Shishir Parkhie received the Swarchaitanya Maharashtra State Award from Swarmegh Art Foundation, Nagpur, in February 2026.

He has been nominated twice for the Global Indian Music Academy Awards in the Best Ghazal Album category.

He has been featured among the 30 Most Famous Indian Ghazal Singers in DesiBlitz.

He has also been recognized as one of the notable stars from Nagpur by Nagpur Today.

He has been featured in an article titled Ghazal Wave of India.

== Notable ghazal concerts and performances ==

=== International ===
- Shayar Aur Ghazal concert in Kuwait, organized by the Indian Cultural Society.
- Tribute concerts dedicated to Jagjit Singh in Ramle, Ashdod and Dimona, Israel.
- Performance for the Embassy of India in Jeddah.
- Private ghazal concerts in Nairobi, Dubai and Bahrain.

=== India ===
- Tribute concerts dedicated to Jagjit Singh in Nagpur and other cities.
- Tribute concert dedicated to Pankaj Udhas.
- Performance at the Indian Science Congress (2023).
- Performance at the International Conference of ISOT (2022).
- Launch concerts for the albums Ahteraam, Khulus and Siyahat.
- Ghazal concert at Damodar Hall, Mumbai, on Women's Day.
- Performance at the Golden Jubilee celebrations of St.
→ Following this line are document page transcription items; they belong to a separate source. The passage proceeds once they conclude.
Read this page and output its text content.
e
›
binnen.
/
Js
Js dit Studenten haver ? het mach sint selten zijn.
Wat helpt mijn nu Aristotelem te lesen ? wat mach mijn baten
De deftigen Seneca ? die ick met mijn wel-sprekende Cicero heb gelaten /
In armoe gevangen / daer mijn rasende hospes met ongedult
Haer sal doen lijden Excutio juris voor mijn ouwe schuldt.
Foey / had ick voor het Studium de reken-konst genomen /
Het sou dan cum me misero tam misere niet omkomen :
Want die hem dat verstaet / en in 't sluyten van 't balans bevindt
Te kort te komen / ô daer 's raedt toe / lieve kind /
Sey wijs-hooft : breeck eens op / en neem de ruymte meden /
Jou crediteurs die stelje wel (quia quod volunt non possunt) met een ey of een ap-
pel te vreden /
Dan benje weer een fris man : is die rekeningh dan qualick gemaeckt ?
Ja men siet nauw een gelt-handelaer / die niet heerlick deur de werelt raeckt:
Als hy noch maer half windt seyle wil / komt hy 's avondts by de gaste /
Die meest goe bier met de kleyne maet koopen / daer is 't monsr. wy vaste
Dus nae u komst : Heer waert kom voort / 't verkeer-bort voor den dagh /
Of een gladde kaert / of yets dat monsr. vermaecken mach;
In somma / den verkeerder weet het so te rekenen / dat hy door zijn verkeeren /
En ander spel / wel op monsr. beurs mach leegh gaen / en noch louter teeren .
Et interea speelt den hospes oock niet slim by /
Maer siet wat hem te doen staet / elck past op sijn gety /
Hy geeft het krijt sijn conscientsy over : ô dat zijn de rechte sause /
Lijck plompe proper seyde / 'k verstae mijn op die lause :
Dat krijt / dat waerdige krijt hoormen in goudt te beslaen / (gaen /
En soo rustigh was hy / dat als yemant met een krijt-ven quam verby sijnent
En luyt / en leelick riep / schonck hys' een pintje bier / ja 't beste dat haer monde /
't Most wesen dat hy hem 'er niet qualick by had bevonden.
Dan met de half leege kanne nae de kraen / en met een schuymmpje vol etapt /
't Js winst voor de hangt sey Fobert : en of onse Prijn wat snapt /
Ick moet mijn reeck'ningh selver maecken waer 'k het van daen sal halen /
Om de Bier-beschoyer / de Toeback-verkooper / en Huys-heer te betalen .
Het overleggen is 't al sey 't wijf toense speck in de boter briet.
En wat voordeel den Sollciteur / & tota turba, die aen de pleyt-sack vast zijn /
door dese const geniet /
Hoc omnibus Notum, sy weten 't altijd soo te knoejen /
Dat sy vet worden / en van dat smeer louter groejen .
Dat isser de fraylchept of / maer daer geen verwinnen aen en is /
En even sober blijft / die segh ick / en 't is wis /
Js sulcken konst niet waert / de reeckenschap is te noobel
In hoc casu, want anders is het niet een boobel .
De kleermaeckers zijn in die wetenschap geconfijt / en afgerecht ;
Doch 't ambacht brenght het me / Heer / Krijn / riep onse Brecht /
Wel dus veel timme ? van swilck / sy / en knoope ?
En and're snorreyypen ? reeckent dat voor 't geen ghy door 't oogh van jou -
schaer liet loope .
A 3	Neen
Xavier's School, Bokaro Steel City.
- Performances at corporate and cultural events across cities including Mumbai, Delhi, Bengaluru, Hyderabad, Patna, Kozhikode and Pune.
- Performances at events such as the Festival of Lights in Nagpur, Holi events at Gondwana Club, and pre-Diwali events.